His presentation reminded me that there's actually an important category of documentation that needs to be available well before a product release. The recent //build/ conference was all about that. Windows 8 is still a ways from release (I assume it's safe to say it's no earlier than 2012).[1] But the conference was all about getting Windows developers launched — now, early, ASAP — with learning how to create new apps so that when Windows 8 does appear, there will be all sorts of things for customers to play with.

This is true for any platform-type product — an operating system, obviously, but anything where you want other developers to build stuff on top of your product. You need to make sure that those developers have access as early as possible to the programming documentation. And well before the product makes its way out to users ... even those early adopters.

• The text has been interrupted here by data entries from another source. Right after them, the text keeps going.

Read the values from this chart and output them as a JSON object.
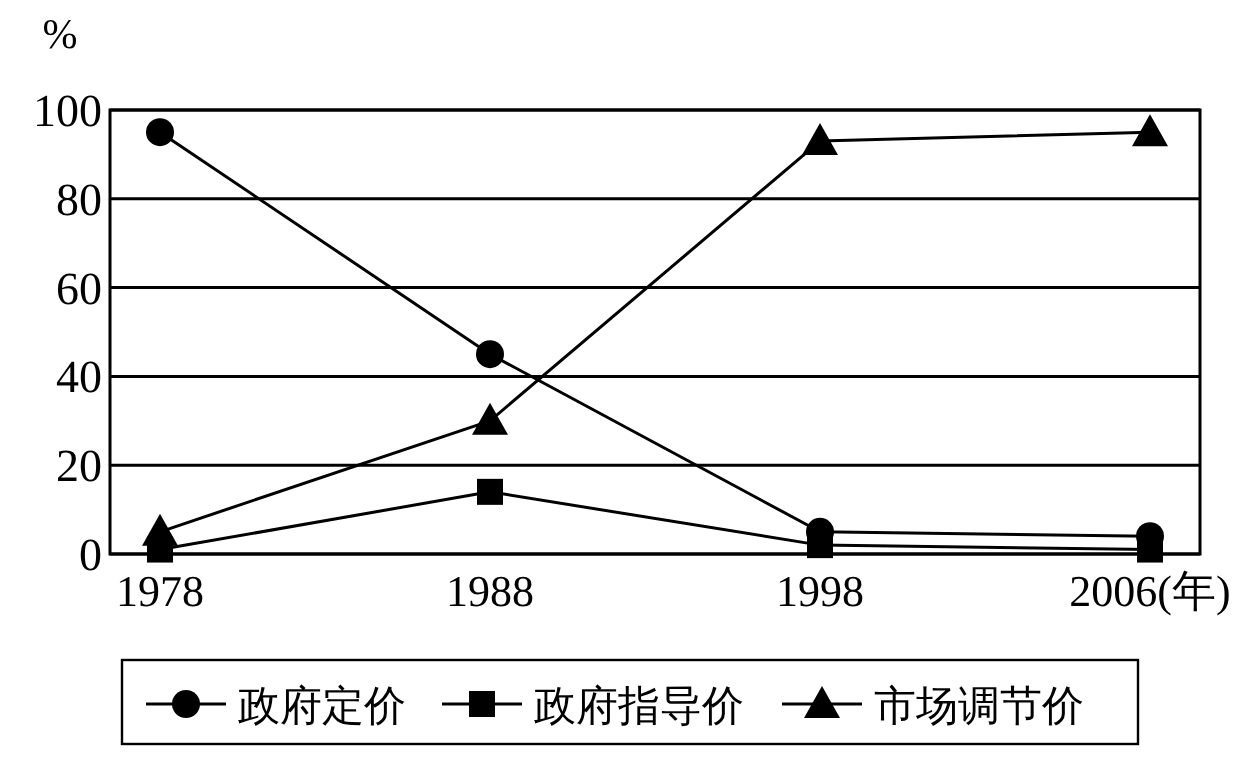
{
  "chart_data": {
    "type": "line",
    "ylabel": "%",
    "categories": [
      "1978",
      "1988",
      "1998",
      "2006(年)"
    ],
    "ylim": [
      0,
      100
    ],
    "yticks": [
      0,
      20,
      40,
      60,
      80,
      100
    ],
    "grid": "y",
    "legend": "bottom",
    "series": [
      {
        "name": "政府定价",
        "color": "#000000",
        "marker": "circle",
        "values": [
          95,
          45,
          5,
          4
        ]
      },
      {
        "name": "政府指导价",
        "color": "#000000",
        "marker": "square",
        "values": [
          1,
          14,
          2,
          1
        ]
      },
      {
        "name": "市场调节价",
        "color": "#000000",
        "marker": "triangle",
        "values": [
          5,
          30,
          93,
          95
        ]
      }
    ]
  }
}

Anecdote: many years (decades) ago, I casually knew some people who worked at pre-IPO Aldus on the program that became PageMaker. This was the product that would usher us all into the age of desktop publishing. It was the mid-80s, when the character-based IBM-PC was still conquering Business America and we were all using WordPerfect. But PageMaker required a bitmapped graphical display, which was not available at the time; as it turned out, these Aldus programmers were working with prototypes of the Apple Macintosh. When the Mac finally launched, PageMaker was one of the killer apps for that machine. It had been well worth Apple's investment to make big resources — docs, prototype computers, and even engineers — available way early to Aldus to help them complete their product.

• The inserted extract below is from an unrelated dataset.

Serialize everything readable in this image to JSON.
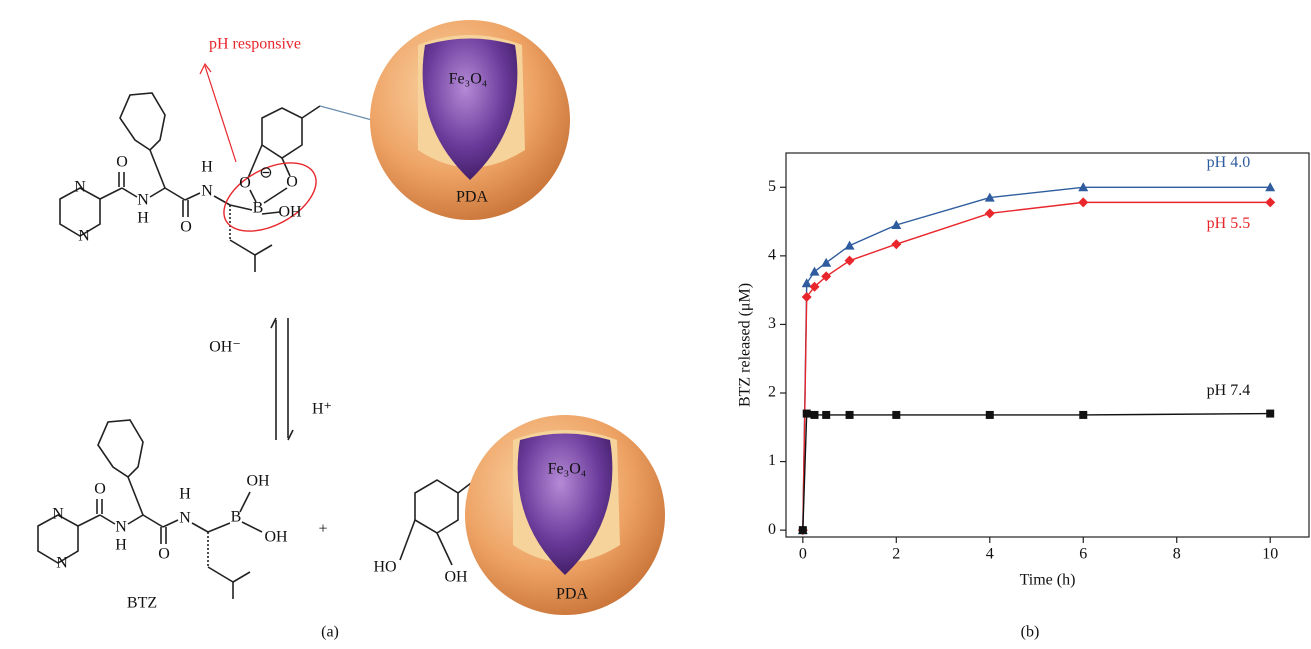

Back to Doug's presentation. After walking us through various ways to create a Metro app, he said something interesting that sort of addressed the point I made earlier about product adoption. There's some concern that existing application technologies will not be relevant for creating Windows 8 applications. If you're using these technologies now, he said, you don't need to be too concerned, he said. It will be years before everyone will have switched over to Windows 8, and there's plenty of life left in the old ways of app development. Pretty much what I said in my blog post, it seems.


[1] Please note: I have zero insider info on the schedule for Windows. I work on products that are on their own separate schedules.